The Q1 2017 results of the Brazilian banks might mark the beginning of an inflection point for the country’s credit performance, according to Fitch Ratings.
The rating agency believes that the signs of stabilization of the banks’ non-performing loans (NPLs) in the first quarter of this year could be the beginning of a turnaround in the country’s hitherto long-deteriorating credit performance and depressed credit demand. Data from the Brazilian central bank, published in May, show that the system’s NPL ratio increased only marginally (3.8% from 3.7%) in the three months to March 17.
Meanwhile, early NPLs – those that are overdue for between 15 days and 90 days – actually declined, by 0.5 percentage points to 4.3%. Raphael Nascimento, Fitch banking analyst in São Paulo, believes this second statistic “could indicate a broader turning point for the segment”.
He also points out that the retail portfolio NPLs remained flat “which is notable as seasonal factors tend to weigh on this segment in the first quarter. “NPL ratios are stabilizing at a time when loan portfolios continue to contract, meaning that the improvement is not due to an expansion in lending but to factors affecting the ratio’s remunerator.”
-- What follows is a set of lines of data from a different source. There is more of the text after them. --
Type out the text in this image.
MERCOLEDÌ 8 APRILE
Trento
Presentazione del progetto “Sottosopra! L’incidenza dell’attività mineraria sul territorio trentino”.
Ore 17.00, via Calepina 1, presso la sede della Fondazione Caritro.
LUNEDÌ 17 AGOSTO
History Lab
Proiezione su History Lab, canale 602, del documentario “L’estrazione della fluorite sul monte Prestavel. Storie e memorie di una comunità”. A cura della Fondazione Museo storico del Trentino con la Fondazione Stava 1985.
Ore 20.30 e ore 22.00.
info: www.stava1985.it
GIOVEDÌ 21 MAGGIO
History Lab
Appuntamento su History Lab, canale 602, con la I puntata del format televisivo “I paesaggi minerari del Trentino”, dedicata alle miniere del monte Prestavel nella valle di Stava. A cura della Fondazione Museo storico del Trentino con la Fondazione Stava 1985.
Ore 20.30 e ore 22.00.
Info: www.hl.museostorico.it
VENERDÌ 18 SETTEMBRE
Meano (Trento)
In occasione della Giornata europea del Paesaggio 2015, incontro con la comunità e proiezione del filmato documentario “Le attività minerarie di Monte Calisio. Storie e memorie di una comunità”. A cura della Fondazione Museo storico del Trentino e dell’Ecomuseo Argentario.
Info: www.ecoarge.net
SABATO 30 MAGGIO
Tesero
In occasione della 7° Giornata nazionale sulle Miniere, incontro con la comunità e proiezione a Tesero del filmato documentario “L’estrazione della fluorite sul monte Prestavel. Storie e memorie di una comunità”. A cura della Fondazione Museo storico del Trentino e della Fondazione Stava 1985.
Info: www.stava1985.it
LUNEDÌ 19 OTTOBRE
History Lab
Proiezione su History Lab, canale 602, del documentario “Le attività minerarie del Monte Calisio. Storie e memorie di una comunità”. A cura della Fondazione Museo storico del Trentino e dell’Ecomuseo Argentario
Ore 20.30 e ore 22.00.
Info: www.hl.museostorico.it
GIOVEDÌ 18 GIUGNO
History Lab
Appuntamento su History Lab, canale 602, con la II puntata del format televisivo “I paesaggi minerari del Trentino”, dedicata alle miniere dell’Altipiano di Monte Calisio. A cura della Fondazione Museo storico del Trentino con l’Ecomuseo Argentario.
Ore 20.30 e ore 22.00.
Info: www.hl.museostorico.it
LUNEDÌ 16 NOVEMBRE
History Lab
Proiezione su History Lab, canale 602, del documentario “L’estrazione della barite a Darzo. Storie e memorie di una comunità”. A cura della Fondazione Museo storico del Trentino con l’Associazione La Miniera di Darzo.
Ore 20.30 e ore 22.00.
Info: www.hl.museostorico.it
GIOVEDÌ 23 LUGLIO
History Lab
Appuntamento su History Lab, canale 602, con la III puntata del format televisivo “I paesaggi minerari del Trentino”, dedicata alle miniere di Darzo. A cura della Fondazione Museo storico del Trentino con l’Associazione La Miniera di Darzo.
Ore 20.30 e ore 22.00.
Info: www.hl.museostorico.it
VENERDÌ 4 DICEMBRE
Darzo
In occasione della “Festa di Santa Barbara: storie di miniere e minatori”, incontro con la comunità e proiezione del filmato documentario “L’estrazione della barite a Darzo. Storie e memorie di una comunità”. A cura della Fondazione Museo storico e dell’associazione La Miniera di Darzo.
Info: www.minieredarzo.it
Deutsche Bank’s research analyst Tito Labarta agrees with Fitch’s assessment, adding: “Early corporate NPLs improved significantly, which could indicate a turning point for the segment.”
However, despite the signs of green shoots, Fitch’s Nascimento adds a note of caution: “Whether this will translate into a sustained trend remains highly uncertain. Fitch maintains that the operational environment will stay deeply challenging, with asset quality deterioration continuing to be a big risk in 2017.
“There will also be continued performance differentiation between the public and private banks.”
The private banks continue to impress despite the difficult operating environment. Their aggregated improved credit performance boosted the banks’ return on equity (ROE) despite weaker revenue generation from lower lending volumes.
Average ROE for Bradesco, Itaú and Santander rose to 18.7% on Q1 2017 compared with 16.6% one year earlier. Much of this is because the private banks have already provisioned for the bulk of their bad loans in 2015 and 2016, which helped earnings even as aggregate NPLs rose slightly in Q1 2017. And as lower provisioning has been a key driver of recent results, this earnings trend should hold true even if NPLs see a slight uptick in coming quarters.